Tego dnia obudził się wcześniej niż zwykle. Pierwszym impulsem, który dotarł do jego mózgu było koszmarne uczucie chłodu. W mig postawiło go na równe nogi. Musiało być jakieś -50 stopni! Na wpół przytomny stoczył się z łóżka wciąż zawinięty w kołdrę i sięgnął ręką do znajdującej się nieopodal torby z ciuchami. Zupełnie zapomniał o wypakowaniu ich poprzedniego dnia. Chciał ściągnąć zalegającą na niej szarą bluzę, lecz przez nieuwagę wszystko wywrócił. Blisko połowa ubrań znalazła się na podłodze.

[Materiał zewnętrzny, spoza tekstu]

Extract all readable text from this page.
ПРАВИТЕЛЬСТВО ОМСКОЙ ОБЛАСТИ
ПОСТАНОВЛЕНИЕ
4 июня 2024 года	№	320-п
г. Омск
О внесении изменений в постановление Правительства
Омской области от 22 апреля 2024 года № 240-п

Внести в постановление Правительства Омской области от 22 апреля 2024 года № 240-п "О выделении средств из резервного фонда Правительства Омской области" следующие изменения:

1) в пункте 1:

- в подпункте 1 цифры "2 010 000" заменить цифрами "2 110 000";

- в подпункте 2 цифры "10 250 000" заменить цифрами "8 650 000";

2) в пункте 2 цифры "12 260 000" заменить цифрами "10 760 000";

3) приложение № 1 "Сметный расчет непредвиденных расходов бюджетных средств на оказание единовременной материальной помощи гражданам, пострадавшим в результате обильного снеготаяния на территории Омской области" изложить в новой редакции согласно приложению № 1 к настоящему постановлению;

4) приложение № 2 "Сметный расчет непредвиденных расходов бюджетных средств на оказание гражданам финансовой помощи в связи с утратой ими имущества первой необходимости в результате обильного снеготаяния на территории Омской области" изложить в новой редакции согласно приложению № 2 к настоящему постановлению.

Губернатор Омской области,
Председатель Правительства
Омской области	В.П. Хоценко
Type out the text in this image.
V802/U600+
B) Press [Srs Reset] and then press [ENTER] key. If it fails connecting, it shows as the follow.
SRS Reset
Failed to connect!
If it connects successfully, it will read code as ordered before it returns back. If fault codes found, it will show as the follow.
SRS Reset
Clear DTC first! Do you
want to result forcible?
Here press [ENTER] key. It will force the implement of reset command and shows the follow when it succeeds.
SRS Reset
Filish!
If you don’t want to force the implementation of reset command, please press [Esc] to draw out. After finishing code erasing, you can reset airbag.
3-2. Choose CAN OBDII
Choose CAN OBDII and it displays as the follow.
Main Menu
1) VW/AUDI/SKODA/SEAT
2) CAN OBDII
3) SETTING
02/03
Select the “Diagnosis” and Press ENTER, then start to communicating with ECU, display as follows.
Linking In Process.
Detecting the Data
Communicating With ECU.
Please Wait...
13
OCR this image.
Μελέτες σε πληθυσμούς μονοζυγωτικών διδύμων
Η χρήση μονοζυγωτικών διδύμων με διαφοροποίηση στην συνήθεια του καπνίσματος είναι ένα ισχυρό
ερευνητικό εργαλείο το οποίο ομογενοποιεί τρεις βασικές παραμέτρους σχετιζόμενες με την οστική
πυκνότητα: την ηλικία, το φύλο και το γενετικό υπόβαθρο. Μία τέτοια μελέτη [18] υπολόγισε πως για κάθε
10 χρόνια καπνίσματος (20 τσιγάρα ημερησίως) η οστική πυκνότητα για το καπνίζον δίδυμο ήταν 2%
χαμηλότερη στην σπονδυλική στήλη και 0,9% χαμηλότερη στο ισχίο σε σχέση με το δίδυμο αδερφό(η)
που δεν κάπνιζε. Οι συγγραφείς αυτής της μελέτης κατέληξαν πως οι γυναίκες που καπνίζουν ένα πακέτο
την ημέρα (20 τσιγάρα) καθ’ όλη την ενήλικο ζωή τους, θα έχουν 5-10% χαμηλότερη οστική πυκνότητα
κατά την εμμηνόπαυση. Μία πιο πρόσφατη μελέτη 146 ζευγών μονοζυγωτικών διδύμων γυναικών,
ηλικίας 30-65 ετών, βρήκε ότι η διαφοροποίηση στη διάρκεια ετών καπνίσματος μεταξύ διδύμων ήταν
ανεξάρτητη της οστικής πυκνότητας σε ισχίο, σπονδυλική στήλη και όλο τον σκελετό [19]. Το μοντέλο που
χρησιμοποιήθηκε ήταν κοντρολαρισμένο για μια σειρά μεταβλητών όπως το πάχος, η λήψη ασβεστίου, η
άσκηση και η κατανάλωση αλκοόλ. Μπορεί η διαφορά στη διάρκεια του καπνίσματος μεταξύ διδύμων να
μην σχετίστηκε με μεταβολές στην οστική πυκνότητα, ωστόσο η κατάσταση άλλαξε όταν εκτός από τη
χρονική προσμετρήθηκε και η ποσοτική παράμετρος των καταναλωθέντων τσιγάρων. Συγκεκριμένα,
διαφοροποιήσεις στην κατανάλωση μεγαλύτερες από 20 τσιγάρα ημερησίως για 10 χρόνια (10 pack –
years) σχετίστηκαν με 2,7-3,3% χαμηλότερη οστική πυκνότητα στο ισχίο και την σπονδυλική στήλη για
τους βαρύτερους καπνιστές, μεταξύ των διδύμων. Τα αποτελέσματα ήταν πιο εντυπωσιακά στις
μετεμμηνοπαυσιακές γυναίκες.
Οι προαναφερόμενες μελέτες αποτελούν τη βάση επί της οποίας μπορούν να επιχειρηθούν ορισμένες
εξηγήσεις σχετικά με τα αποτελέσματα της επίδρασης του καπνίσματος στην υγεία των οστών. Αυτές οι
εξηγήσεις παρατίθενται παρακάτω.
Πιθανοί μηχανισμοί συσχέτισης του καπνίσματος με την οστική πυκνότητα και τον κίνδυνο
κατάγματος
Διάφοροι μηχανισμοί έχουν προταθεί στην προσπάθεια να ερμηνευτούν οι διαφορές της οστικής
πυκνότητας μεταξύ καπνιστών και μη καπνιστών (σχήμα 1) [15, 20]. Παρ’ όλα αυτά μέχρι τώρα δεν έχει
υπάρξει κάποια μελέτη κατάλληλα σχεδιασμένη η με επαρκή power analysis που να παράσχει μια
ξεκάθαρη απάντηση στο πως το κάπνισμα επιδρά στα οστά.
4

- Niech to szlag – zaklął, zakładając bluzę i skarpetki, po czym rzucił się z powrotem na łóżko.


*


- Dzień dobry – powiedział, wchodząc do kuchni. Nawet nie próbował powstrzymywać się od ziewania.
- Dzień dobry – odparła miło Avril. Akurat kończyła zmywać naczynia. – Prawie zdążyłeś na śniadanie. Zostało kilka kanapek, chcesz może?
- Pewnie.

Nim zajął się posiłkiem ruszył w stronę szafki kuchennej, by wyciągnąć stamtąd biały kubek. Nasypał do środka łyżeczkę nie schowanej jeszcze na swoje miejsce kawy, po czym dotknął boku czajnika, by sprawdzić czy jeszcze jest ciepły. Zaskowyczał jak zbity pies.

- To nie było mądre – skwitowała blondynka, patrząc jak nastolatek z ulgą leje zimną wodę na poparzone palce.
- Wiem. Jestem jeszcze śpiący – próbował się usprawiedliwić. I tak czuł, że w oczach tej delikatnej kobiety musiał wypaść niezwykle żałośnie. Tak głupie błędy może popełniać dziecko, nie dorosły człowiek.
- W razie czego mamy w domu maść na poparzenia – oznajmiła spokojnie. Zalała blondynowi kawę, a kubek postawiła na stole. Chłopak właśnie zakręcił kurek i spojrzał na swoją poparzoną rękę. Była trochę zaczerwieniona, ale miał nadzieję, że nic mu nie będzie. – Dobrze, że wstałeś wcześniej niż zwykle. Chciałabym, żebyś mi dzisiaj pomógł w kuchni, mam bardzo dużo pracy.
- Nie umiem gotować – uprzedził od razu, przy okazji próbując się jakoś wymigać od tego zajęcia. Sprzątanie jeszcze ujdzie, ale gotowanie? To nie jego działka.
- Nie musisz. Chodzi o przygotowanie kanapek. To na pewno nie stanowi dla ciebie problemu – rzekła z uśmiechem. Odwróciwszy się, ujrzała zniechęconego chłopaka z głową położoną na stole.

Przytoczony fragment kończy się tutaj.